In the debate on expanding the NATO alliance, the Clinton administration’s case lost what meager credibility it once had. That is especially true on the critical issue of what the expansion will cost. From the beginning, the administration was reluctant to talk about costs for fear that their magnitude would torpedo the whole initiative. It took studies by the Congressional Budget Office and RAND and congressional prodding to force the administration to make its own (deeply flawed) effort. That low-ball estimate of $27 to $35 billion was largely based on choosing an amount that Congress would find acceptable, rather than costing a detailed list of the military requirements needed to provide the required defense for the three new members (Poland, Hungary, and the Czech Republic). Not surprisingly, the administration published scant details about the assumptions underlying its estimate, and Congress was justifiably skeptical about the administration’’s low numbers.

Then France and Germany declared that they would not pay any of the additional costs of expansion. After Secretaries Albright and Cohen realized that the allies’ refusal to accept an expansion with any significant costs would pose a greater threat than congressional skepticism to the administration’s most important foreign policy initiative, they scrambled to assert that the administration had overestimated the costs. They claimed--contrary to what leaked NATO documents and experts inside and outside the U.S. government concluded--that the military infrastructure in the three new members was in better shape than expected, thus reducing the improvements needed and the associated costs. At the same time, NATO commanders suddenly claimed that the security threat to new members had declined during the brief period (less than one year) even since the administration’’s cost estimate was completed. Such miraculous revelations occurred just as embarrassed U.S. officials accepted the astonishingly low NATO estimate of expansion-induced increases in alliance budgets--a mere $1.5 billion over 10 years--that they had earlier rejected for its faulty assumptions.

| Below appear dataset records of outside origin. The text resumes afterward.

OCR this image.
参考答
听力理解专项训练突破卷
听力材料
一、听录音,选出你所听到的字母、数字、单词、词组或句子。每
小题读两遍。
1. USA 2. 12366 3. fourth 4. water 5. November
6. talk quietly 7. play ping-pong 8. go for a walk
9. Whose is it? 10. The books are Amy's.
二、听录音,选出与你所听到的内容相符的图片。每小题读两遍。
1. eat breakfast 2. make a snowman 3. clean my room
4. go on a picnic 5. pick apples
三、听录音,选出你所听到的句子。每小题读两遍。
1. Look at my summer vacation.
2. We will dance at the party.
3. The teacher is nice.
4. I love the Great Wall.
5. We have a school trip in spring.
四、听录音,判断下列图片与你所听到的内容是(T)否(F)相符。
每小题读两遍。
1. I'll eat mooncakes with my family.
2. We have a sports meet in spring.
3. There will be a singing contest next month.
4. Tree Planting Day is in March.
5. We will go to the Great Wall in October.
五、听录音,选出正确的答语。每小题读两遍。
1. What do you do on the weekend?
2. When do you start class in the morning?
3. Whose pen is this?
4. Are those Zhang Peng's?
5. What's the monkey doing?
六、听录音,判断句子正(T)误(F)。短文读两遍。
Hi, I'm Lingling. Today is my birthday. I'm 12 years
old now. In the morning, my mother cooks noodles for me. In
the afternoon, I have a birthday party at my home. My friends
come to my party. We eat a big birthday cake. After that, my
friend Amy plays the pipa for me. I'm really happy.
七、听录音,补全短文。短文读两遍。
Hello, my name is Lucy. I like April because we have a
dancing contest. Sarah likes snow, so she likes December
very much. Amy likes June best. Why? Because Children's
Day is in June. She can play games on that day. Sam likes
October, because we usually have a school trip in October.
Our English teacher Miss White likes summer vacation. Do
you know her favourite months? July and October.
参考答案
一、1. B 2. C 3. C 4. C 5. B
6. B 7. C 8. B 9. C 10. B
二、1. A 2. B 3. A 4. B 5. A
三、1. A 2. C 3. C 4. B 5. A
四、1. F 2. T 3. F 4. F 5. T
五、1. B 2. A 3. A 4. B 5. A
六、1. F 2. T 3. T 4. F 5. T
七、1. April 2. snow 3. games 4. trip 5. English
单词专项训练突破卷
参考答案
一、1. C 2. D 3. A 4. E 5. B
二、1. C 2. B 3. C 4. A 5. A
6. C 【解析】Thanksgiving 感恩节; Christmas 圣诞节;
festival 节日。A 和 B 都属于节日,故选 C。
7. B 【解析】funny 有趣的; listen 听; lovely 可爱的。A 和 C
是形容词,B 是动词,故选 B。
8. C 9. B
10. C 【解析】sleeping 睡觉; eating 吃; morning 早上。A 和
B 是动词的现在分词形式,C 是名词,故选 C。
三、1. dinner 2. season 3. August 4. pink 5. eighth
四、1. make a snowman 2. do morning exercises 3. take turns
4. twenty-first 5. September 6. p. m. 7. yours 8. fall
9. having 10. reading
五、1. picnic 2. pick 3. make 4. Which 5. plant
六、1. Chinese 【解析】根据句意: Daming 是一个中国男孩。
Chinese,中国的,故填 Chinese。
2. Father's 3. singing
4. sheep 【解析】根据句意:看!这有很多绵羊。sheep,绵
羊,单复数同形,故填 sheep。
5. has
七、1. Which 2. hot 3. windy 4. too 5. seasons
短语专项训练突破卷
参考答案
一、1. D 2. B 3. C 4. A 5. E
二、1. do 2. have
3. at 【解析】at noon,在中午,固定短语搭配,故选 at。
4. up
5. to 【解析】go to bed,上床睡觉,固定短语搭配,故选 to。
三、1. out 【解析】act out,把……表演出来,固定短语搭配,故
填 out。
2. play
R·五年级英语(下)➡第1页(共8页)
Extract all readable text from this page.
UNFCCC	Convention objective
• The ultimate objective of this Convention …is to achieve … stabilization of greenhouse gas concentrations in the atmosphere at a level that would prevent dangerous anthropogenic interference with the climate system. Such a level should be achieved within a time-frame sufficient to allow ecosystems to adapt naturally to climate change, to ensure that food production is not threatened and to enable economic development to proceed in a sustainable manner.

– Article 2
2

NATO’s bureaucracy reports that the details of that estimate are classified and will remain so indefinitely. The convenient suppression of information prevents outside experts from critically examining the assumptions and methodology of the estimate. What are the administration and NATO hiding?

Of course, in any cost estimate the devil is in the detailed assumptions and costing methods used. To date, of all the cost estimates, only the Congressional Budget Office’s (CBO’’s) contained detailed assumptions and methodology. Even when that estimate is made comparable with the administration’s estimate--that is, when it is adjusted to reflect the administration’s questionable assumptions--the projected costs are at least twice as much ($70 billion) as those estimated by the administration. Using alternative assumptions, the CBO estimated that costs could rise to as much as $125 billion.

The administration’s grossly inaccurate estimate of the costs for the operation in Bosnia should provide a warning to Congress and the public concerning the probable costs of NATO expansion. The administration initially estimated that the operation would cost the United States less than $2 billion. That total is now $8 billion and the meter is still running.

At the very least, the debate on costs should not be conducted in a fog of secrecy. Parliamentarians in other NATO countries have protested the classification of NATO‘s cost estimate. The U.S. Congress-the most powerful legislative body in the world, with constitutional prerogatives of advice and consent on treaties and the power of the purse--should do the same. Before voting on this major extension of U.S. security guarantees to new nations, Congress should know that an accurate estimate of the cost has been made using defensible assumptions and methodology. The convenient suppression of details in the administration’s and NATO’s low cost estimates--especially given the administration’s history of inaccurate cost projections on other initiatives--should make Congress doubly suspicious.